The mother refers to herself as a shelter of lies. She holds lies within herself, however, she also shelters and protects her baby. Is she calling the baby a lie as well? The baby IS the product of a lie.

"Your old man's face disarms"

Does the baby have a face like an old man or does the baby's face resemble it's father's i.e. it's old man's?

"Disarms"- the literal meaning... but also dis-arms... the baby leaves it's mother's arms.

"And now that's that." Resignation, feigned indifference, hopeless defeat.

"There is nothing more I can say or lose." The speaker has already lost everything. She's lost her dignity and her child.

"I tighten to refuse your owling eyes"- wide and unblinking.
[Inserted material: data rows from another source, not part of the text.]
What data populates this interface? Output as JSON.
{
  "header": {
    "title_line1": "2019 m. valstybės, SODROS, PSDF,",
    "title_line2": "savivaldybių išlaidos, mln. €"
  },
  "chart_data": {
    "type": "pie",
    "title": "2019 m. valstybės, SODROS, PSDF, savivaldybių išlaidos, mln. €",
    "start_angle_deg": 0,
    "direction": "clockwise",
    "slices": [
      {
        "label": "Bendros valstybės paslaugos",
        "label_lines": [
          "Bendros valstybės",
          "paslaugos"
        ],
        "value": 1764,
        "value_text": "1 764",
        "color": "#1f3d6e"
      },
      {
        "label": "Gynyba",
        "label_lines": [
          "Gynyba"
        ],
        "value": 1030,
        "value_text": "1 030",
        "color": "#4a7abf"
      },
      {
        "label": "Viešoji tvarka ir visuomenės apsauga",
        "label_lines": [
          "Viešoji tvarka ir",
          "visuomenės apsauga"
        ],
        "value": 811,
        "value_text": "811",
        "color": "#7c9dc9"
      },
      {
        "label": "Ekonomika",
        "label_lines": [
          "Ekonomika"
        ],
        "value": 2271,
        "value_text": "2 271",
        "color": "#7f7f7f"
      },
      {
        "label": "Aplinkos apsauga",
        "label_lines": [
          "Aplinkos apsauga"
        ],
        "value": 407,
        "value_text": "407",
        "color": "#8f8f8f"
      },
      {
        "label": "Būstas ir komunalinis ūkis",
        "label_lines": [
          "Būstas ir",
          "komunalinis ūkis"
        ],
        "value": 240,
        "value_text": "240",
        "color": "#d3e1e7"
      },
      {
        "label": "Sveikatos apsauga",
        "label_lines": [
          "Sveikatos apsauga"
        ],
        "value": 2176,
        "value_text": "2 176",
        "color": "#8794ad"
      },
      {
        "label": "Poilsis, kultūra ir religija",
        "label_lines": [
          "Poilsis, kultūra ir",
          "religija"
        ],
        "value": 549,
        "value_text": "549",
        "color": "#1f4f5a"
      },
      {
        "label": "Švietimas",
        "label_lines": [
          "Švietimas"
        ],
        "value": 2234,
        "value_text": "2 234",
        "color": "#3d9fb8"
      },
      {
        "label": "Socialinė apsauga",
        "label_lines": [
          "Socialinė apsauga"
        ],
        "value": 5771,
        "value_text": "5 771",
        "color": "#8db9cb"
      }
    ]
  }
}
"I touch your cheeks like flowers." - delicate, fragile, lovely, temporary

"You bruise against me"- does the child bruise or does the child create a bruise on the mother? Perhaps both.

A shore rocking off a body of water is unnatural. Typically, the water rocks off the shore. The mother is forced to perform an unnatural act. She rocks like an earthquake... violent and shattering. Her world as she had known it for the past 6 days is shattered. She convinces herself, however, that she is able to let go unscathed and unattached.